AFTER Lorna moved into a unit in a Blue Care village she instructed her family, "If I can't eat it or wear it, I don't want it".

It was nearly Christmas and she had spent most of the year culling her possessions to fit into her new home.

She kept some furniture and small precious things.

The process exhausted her.

She had started her married life with only the things she had put in her "glory box".

Strike up a conversation with older people about Christmas traditions and it is not the trips to the shopping centre that they talk about.

This is the time of the year when we are bombarded with advertising about things that we didn't know we wanted.

Some feel pressured to buy things they cannot afford.

Bible verses warn against such materialism: "Do not store up for yourselves treasures on Earth, where moth and rust destroy, and where thieves break in and steal."

A study of the parables of Jesus will bring us to the fool who built bigger and bigger barns.

If we read about the people of Israel in the wilderness, we are reminded that manna was a provision made fresh each day and people who tried to hoard it found it spoiled.

Indigenous people have lived gently on the earth for generations.

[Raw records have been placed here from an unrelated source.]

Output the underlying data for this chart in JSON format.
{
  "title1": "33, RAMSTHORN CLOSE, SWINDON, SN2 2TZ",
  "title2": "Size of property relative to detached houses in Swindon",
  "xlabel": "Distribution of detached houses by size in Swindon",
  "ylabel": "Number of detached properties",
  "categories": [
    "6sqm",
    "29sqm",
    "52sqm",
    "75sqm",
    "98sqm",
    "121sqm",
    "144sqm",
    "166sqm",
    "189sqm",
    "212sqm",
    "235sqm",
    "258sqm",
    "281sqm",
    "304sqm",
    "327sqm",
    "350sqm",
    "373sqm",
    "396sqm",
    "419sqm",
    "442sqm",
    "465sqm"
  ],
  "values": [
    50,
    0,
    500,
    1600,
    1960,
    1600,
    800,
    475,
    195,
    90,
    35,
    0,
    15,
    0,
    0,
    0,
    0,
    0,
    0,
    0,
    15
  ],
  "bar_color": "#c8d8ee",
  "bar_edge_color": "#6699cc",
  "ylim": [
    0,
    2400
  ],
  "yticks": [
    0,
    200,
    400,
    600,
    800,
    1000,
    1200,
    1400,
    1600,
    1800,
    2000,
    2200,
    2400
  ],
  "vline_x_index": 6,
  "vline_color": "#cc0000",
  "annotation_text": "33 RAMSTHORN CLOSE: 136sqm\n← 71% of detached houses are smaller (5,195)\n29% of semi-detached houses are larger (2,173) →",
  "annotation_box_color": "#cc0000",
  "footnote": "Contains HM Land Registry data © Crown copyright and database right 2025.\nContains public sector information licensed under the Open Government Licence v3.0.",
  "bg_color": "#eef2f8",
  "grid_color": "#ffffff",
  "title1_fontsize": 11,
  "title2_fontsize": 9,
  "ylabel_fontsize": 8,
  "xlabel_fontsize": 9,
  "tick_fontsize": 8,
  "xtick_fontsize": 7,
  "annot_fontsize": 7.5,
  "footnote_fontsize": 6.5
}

They taught their children that if they discovered a nest of eggs they must leave some to hatch.

For Western Christians, it can be difficult to avoid being drawn into a culture that encourages spending to the point of putting it on credit.

Friends told us that when their four children were small there was not much money for presents.

So they went to the local library and chose four books for each other.

They wrapped the books, put them under the tree, and spent the summer reading their partner's thoughtful choices.

Gary Chapman, in his book The Five Love Languages, claims that not everyone receives every present as an expression of love.

He suggests that five kinds of giving nourish different kinds of people.

He names the five "love languages" as quality time, words of affirmation, touch, acts of service and gifts. If you buy your child the most expensive gift and their love language is sharing quality time, then they will not experience the gift as topping up their love account.

You might as well have bought a balloon and spent the afternoon tossing it around the house together.

Even combing the nits from a child's hair can be experienced as a loving gesture of quality time.

A home-made gift voucher for a car wash, a cuddle or breakfast in bed might make an appropriate present.

While I recognise that business owners need to make a living, we could do some alternative gift-giving this year.

I know one minister's wife who gives a jar full of home-baked biscuits at Christmas time.

Another friend gives cuttings from her garden and someone else finds cute things in op shops and attaches a note.

A phone call to an old friend may be just what is needed.

I am a bit of a hoarder so my gift to myself is to empty some cupboards and donate good quality pre-loved clothes and books to a Lifeline store.

If you and your friends have all you need, make a donation to help someone feed their family or educate their children.

Giving expression to the extravagant love of God need not cost a lot of money.

Rev Kaye Ronalds is the Moderator of the Uniting Church.